Saudi security forces recently broke up an "Islamic State of Iraq and the Levant" (ISIL) terror network consisting of three cluster cells that had been planning attacks on military and civilian targets in the kingdom, authorities said.
The arrests were the result of a complex security investigation lasted several months, the Ministry of Interior said in a September 19th statement released through its official social media channels.
The dismantled network consisted of a total of 17 members, including a Yemeni, a Palestinian and an Egyptian national. One of those arrested was a woman.
The cells planned to target citizens, religious figures, security personnel and military and economic facilities, the statement said, and had provided "media and electronic support to ISIL and communicated with its elements abroad".
The authorities seized "improvised explosive devices (IEDs), ready-to-detonate explosive belts, metallic elbow joints used as IEDs, automatic weapons and silencers and live ammunition," Ministry of Interior spokesman Mansour al-Turki said.
They also confiscated more than 600,000 riyals ($160,000), he added.
Al-Turki said the intended targets included the General Security Training City, National Guard facilities and religious sites in al-Ahsa region, and an oil pipeline that passes near Dawadmi area and connects the east and west of the kingdom.
"Cluster cells are closed and secretive terrorist cells that are basically separate groups of individuals linked to leaders, wherein the members of each cell do not know each other or members of other cells," said retired Saudi army officer and military attaché Maj. Gen. Mansour al-Shehri.
The leaders themselves do not know each other and are only linked through the external leadership that assigns them tasks, he told Al-Mashareq, which is why uncovering these groups is one of the most difficult security operations.
This type of operation requires a great deal of intelligence work and surveillance effort, he added.
Nabbing multiple cluster cells at the same time is a "qualitative achievement" by the Saudi Intelligence Directorate, he noted, and is evidence of the security agencies’ thorough surveillance capabilities.
"Uncovering these terrorist groups spared the kingdom a huge loss in life and property," said Fadel al-Hindi, a supervisor at the King Abdulaziz University Centre for Social and Humanities Research.
The planned attacks had been targeting "all types of facilities, both military and civilian", he told Al-Mashareq, adding that the network's only aim was to shed blood and spread fear and terror.
The targeting of religious sites, training centres for General Security recruits and residential units that house tens of thousands of people, presents further evidence of the terrorist ideology espoused by these cells, he added.

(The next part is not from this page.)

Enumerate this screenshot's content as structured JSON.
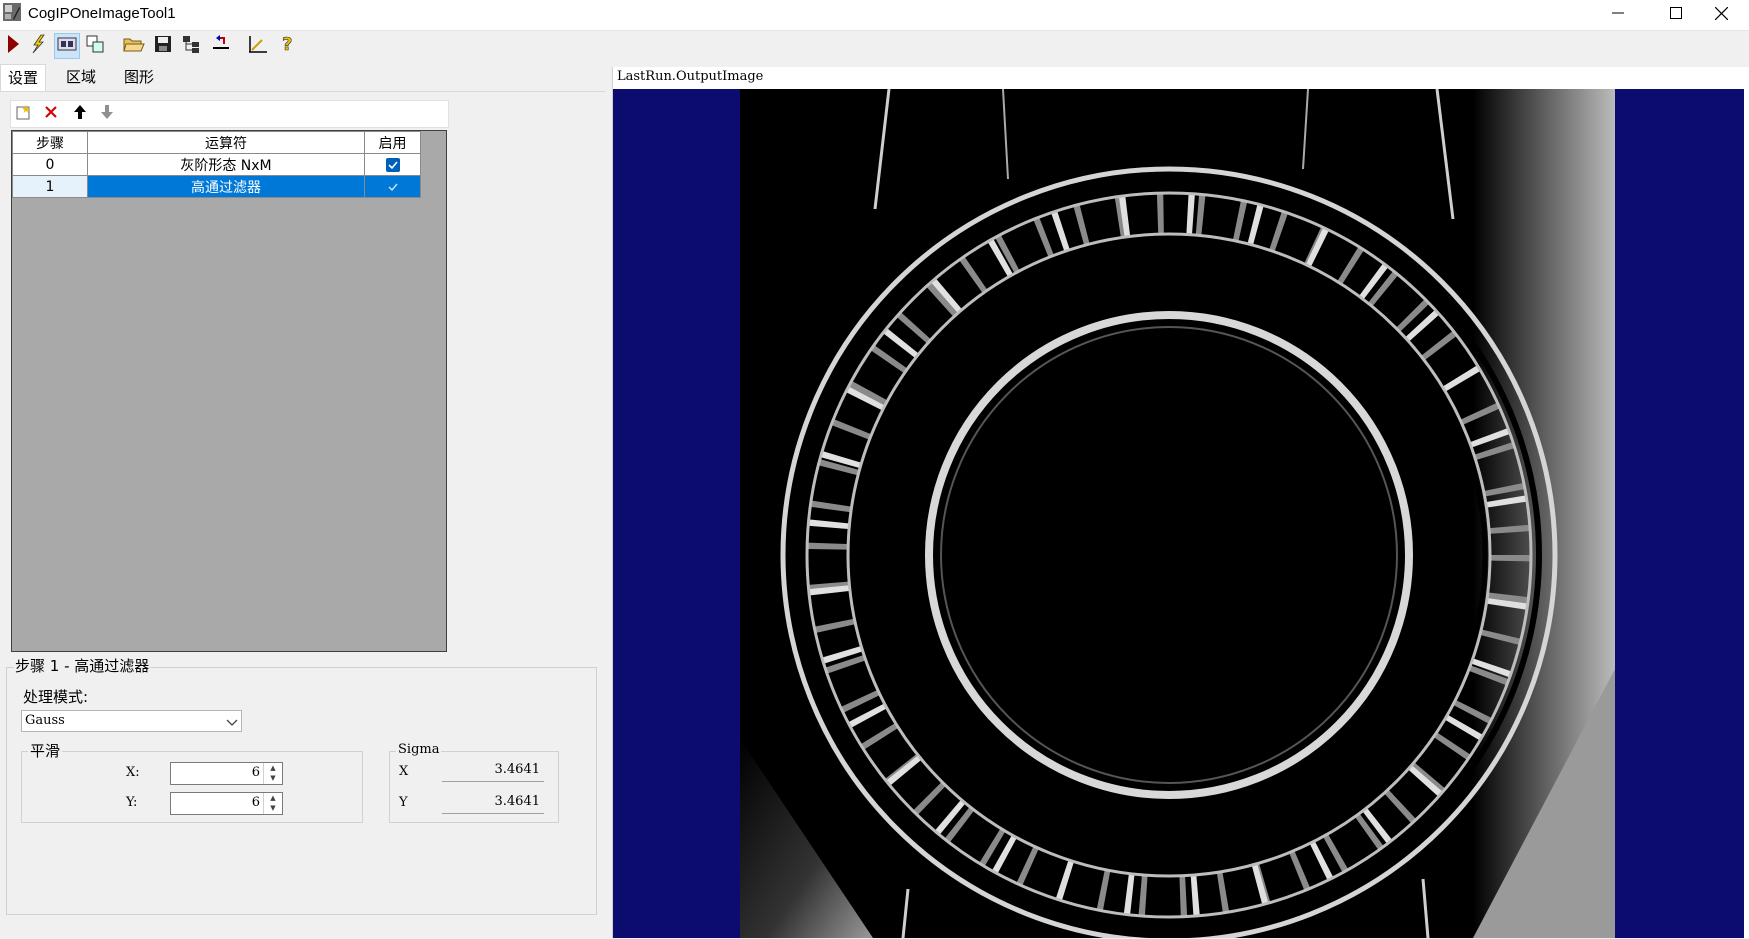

It was clear that "the terrorists also were planning to hit the kingdom’s economy by attacking the oil pipeline in the Dawadmi area", he said.
"It is a central pipeline that connects the oil pipelines in the eastern and western parts of the kingdom and has a capacity of at least seven million barrels of oil," he said.
An attack on the pipeline would have caused "enormous losses", he said.
Some of the cell members have been charged with carrying out "cybercrime activities for the benefit of ISIL", Saudi Col. Jamal al-Nukhaifi told Al-Mashareq.
"Cracking down on these cells is an important, proactive step in combating cyber-terrorism in the kingdom," he said, particularly as online communication is one of the group's main conduits and its main tool of communication with "misled youth who fall into the trap of its ideas".
Uncovering the ISIL network "is an indication of the success of Saudi cyber-security authorities in monitoring and tracking down terrorists", al-Nukhaifi said.
"This is a very important step towards besieging the terrorists who disseminate their ideas through online recruitment," he added.
Al-Nukhaifi said the success of this operation should serve as a major deterrent to all youth in the kingdom or region who might be drawn to promote the group or sympathise with it.